During the most recent grant cycle, an outside panel of independent researchers and investors, innovation executives and venture investors heard presentations from five applicants in May at the 1812 Ashland building. Benjamin Gibson of Johns Hopkins Technology Ventures, who oversees the grant process, said the applications represented the diverse interests and technical strengths of Whiting faculty.
“The Cohen Fund Advisory Board meeting represents an excellent opportunity to bring WSE faculty together with experienced business professionals to showcase their strengths and provide valuable feedback regarding the commercialization of their technologies,” says Gibson, manager of JHTV’s Commercialization Strategy Group.
The winners will meet with JHTV staff at the end of the project and create a one-page marketing summary for their work.
Check JHTV’s website for when the next round of requests for proposals opens for the Cohen Fund.
Fiber Optic Distal Sensor Controlled Drug Injector
Principal investigator: Jin Kang, Jacob Suter Jammer Professor of Electrical and Computer Engineering, Whiting School of Engineering
The pitch: A compact robotic tool that improves the safety and effectiveness of one of the most delicate surgeries.
Retinal diseases are the leading cause of childhood blindness worldwide and among the leading causes of vision loss in the United States. Treatments for the diseases are being developed, but they require the precise delivery of genes and stem cells to a specific layer of retinal tissue. Kang, who is internationally known for his work with fiber optic sensors and devices, is developing a handheld microinjector for transplanting retinal cells directly into the correct retinal layer. The tool uses advanced optical coherence tomography technology that allows surgeons to see transparent tissues more easily, maintain safe surgical positions and assess the depth of the microinjector’s penetration on a micron level.

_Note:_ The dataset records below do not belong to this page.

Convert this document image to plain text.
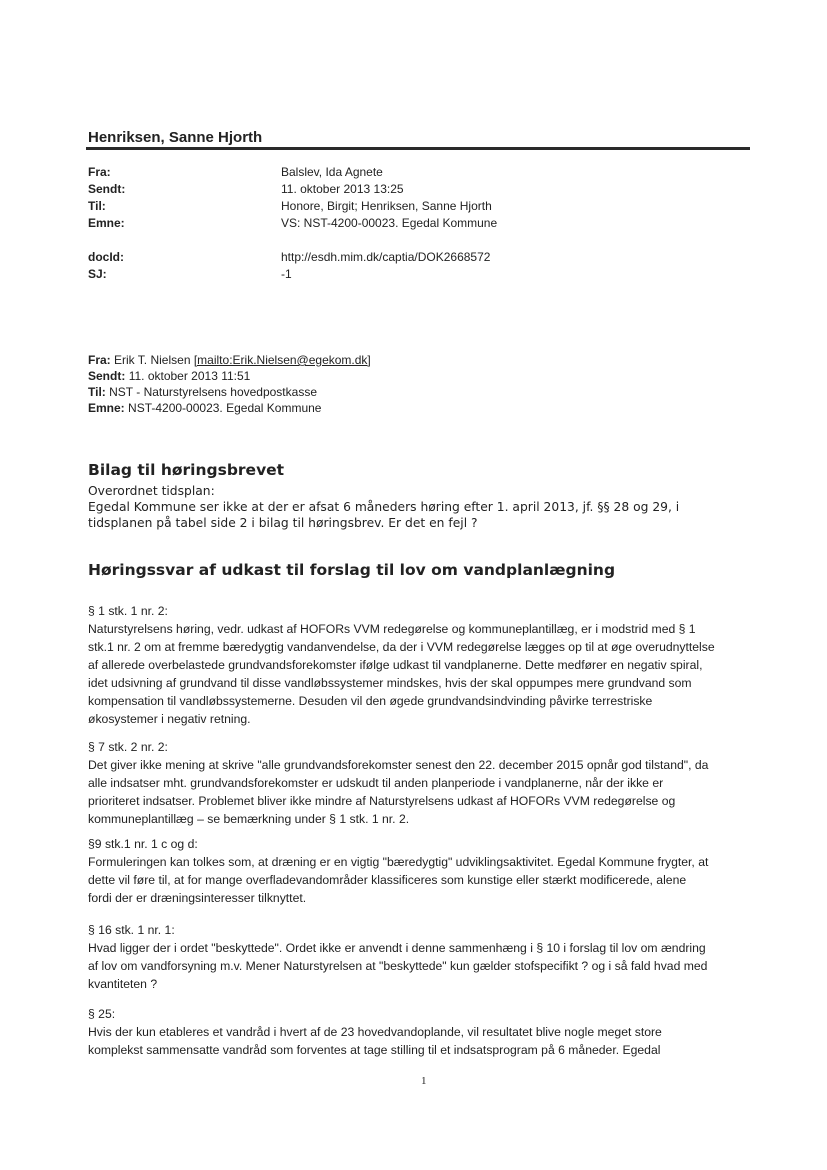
Henriksen, Sanne Hjorth
Fra:	Balslev, Ida Agnete
Sendt:	11. oktober 2013 13:25
Til:	Honore, Birgit; Henriksen, Sanne Hjorth
Emne:	VS: NST-4200-00023. Egedal Kommune
docId:	http://esdh.mim.dk/captia/DOK2668572
SJ:	-1
Fra: Erik T. Nielsen [mailto:Erik.Nielsen@egekom.dk]
Sendt: 11. oktober 2013 11:51
Til: NST - Naturstyrelsens hovedpostkasse
Emne: NST-4200-00023. Egedal Kommune
Bilag til høringsbrevet
Overordnet tidsplan:
Egedal Kommune ser ikke at der er afsat 6 måneders høring efter 1. april 2013, jf. §§ 28 og 29, i
tidsplanen på tabel side 2 i bilag til høringsbrev. Er det en fejl ?
Høringssvar af udkast til forslag til lov om vandplanlægning
§ 1 stk. 1 nr. 2:
Naturstyrelsens høring, vedr. udkast af HOFORs VVM redegørelse og kommuneplantillæg, er i modstrid med § 1
stk.1 nr. 2 om at fremme bæredygtig vandanvendelse, da der i VVM redegørelse lægges op til at øge overudnyttelse
af allerede overbelastede grundvandsforekomster ifølge udkast til vandplanerne. Dette medfører en negativ spiral,
idet udsivning af grundvand til disse vandløbssystemer mindskes, hvis der skal oppumpes mere grundvand som
kompensation til vandløbssystemerne. Desuden vil den øgede grundvandsindvinding påvirke terrestriske
økosystemer i negativ retning.
§ 7 stk. 2 nr. 2:
Det giver ikke mening at skrive "alle grundvandsforekomster senest den 22. december 2015 opnår god tilstand", da
alle indsatser mht. grundvandsforekomster er udskudt til anden planperiode i vandplanerne, når der ikke er
prioriteret indsatser. Problemet bliver ikke mindre af Naturstyrelsens udkast af HOFORs VVM redegørelse og
kommuneplantillæg – se bemærkning under § 1 stk. 1 nr. 2.
§9 stk.1 nr. 1 c og d:
Formuleringen kan tolkes som, at dræning er en vigtig "bæredygtig" udviklingsaktivitet. Egedal Kommune frygter, at
dette vil føre til, at for mange overfladevandområder klassificeres som kunstige eller stærkt modificerede, alene
fordi der er dræningsinteresser tilknyttet.
§ 16 stk. 1 nr. 1:
Hvad ligger der i ordet "beskyttede". Ordet ikke er anvendt i denne sammenhæng i § 10 i forslag til lov om ændring
af lov om vandforsyning m.v. Mener Naturstyrelsen at "beskyttede" kun gælder stofspecifikt ? og i så fald hvad med
kvantiteten ?
§ 25:
Hvis der kun etableres et vandråd i hvert af de 23 hovedvandoplande, vil resultatet blive nogle meget store
komplekst sammensatte vandråd som forventes at tage stilling til et indsatsprogram på 6 måneder. Egedal
1
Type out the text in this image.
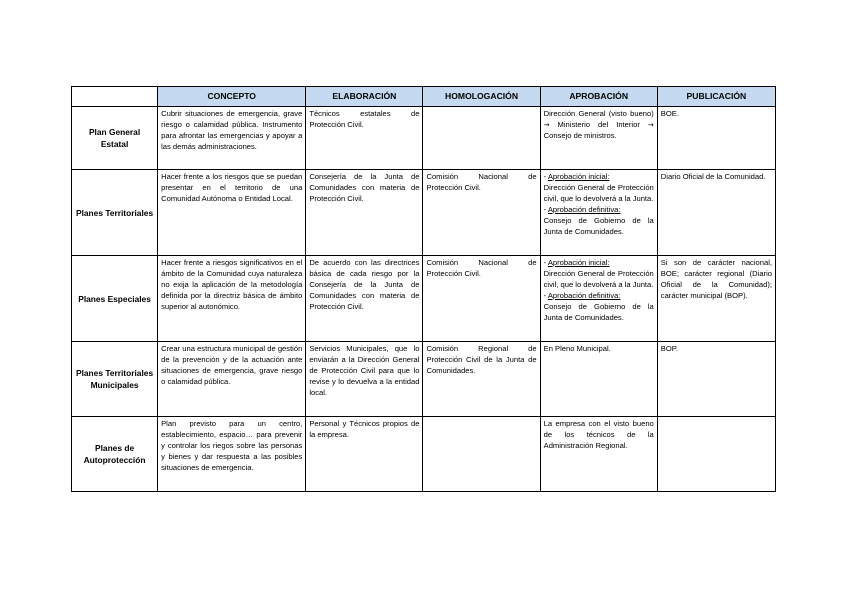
	CONCEPTO	ELABORACIÓN	HOMOLOGACIÓN	APROBACIÓN	PUBLICACIÓN
Plan General Estatal	Cubrir situaciones de emergencia, grave riesgo o calamidad pública. Instrumento para afrontar las emergencias y apoyar a las demás administraciones.	Técnicos estatales de Protección Civil.		Dirección General (visto bueno) → Ministerio del Interior → Consejo de ministros.	BOE.
Planes Territoriales	Hacer frente a los riesgos que se puedan presentar en el territorio de una Comunidad Autónoma o Entidad Local.	Consejería de la Junta de Comunidades con materia de Protección Civil.	Comisión Nacional de Protección Civil.	- Aprobación inicial:
Dirección General de Protección civil, que lo devolverá a la Junta.
- Aprobación definitiva:
Consejo de Gobierno de la Junta de Comunidades.	Diario Oficial de la Comunidad.
Planes Especiales	Hacer frente a riesgos significativos en el ámbito de la Comunidad cuya naturaleza no exija la aplicación de la metodología definida por la directriz básica de ámbito superior al autonómico.	De acuerdo con las directrices básica de cada riesgo por la Consejería de la Junta de Comunidades con materia de Protección Civil.	Comisión Nacional de Protección Civil.	- Aprobación inicial:
Dirección General de Protección civil, que lo devolverá a la Junta.
- Aprobación definitiva:
Consejo de Gobierno de la Junta de Comunidades.	Si son de carácter nacional, BOE; carácter regional (Diario Oficial de la Comunidad); carácter municipal (BOP).
Planes Territoriales Municipales	Crear una estructura municipal de gestión de la prevención y de la actuación ante situaciones de emergencia, grave riesgo o calamidad pública.	Servicios Municipales, que lo enviarán a la Dirección General de Protección Civil para que lo revise y lo devuelva a la entidad local.	Comisión Regional de Protección Civil de la Junta de Comunidades.	En Pleno Municipal.	BOP.
Planes de Autoprotección	Plan previsto para un centro, establecimiento, espacio… para prevenir y controlar los riegos sobre las personas y bienes y dar respuesta a las posibles situaciones de emergencia.	Personal y Técnicos propios de la empresa.		La empresa con el visto bueno de los técnicos de la Administración Regional.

Johns Hopkins Technology Ventures helped Kang obtain patent protection for the technology, which is available for licensing through JHTV. Kang also founded a company, LIV Medtech Inc., through FastForward to develop the microinjector and other, similar tools.
MRI-Compatible Functional Cranial Implant for Pump-Assisted Chronic and Direct Medicine Delivery to Treat Neurologic Pathology
Principal investigators: Mehran Armand, director, Biomechanical and Image-Guided Surgical Systems (BIGSS), Whiting School of Engineering, and Chad Gordon, director, neuroplastic and reconstructive surgery, Johns Hopkins University School of Medicine
The pitch: A novel way to treat a deadly brain tumor.
Each year, 18,000 patients in the United States are diagnosed with glioblastoma multiforme (GBM) brain tumors and live on average just another 14 months. The tumors have a 90% recurrence rate after initial treatment, and their rapid growth makes removal impossible and radiation difficult without damaging surrounding healthy tissue. Armand, Gordon and their team have developed a therapeutic delivery system embedded in a patient’s own skull or synthetic implant, allowing both chronic and direct medicine delivery to treat GBM. The MRI-compatible device sits between the scalp and brain to optimize safety and minimize visual deformity. In the future, the device could be used to treat any other chronic intracranial neuropathology and could be adapted for patient-specific dosage or timing of release.
JHTV has pursued patent protection for the technology, which is available for licensing. The researchers have consulted several neurotechnology/cranial implant manufacturers, including Longeviti Neuro Solutions, a FastForward startup.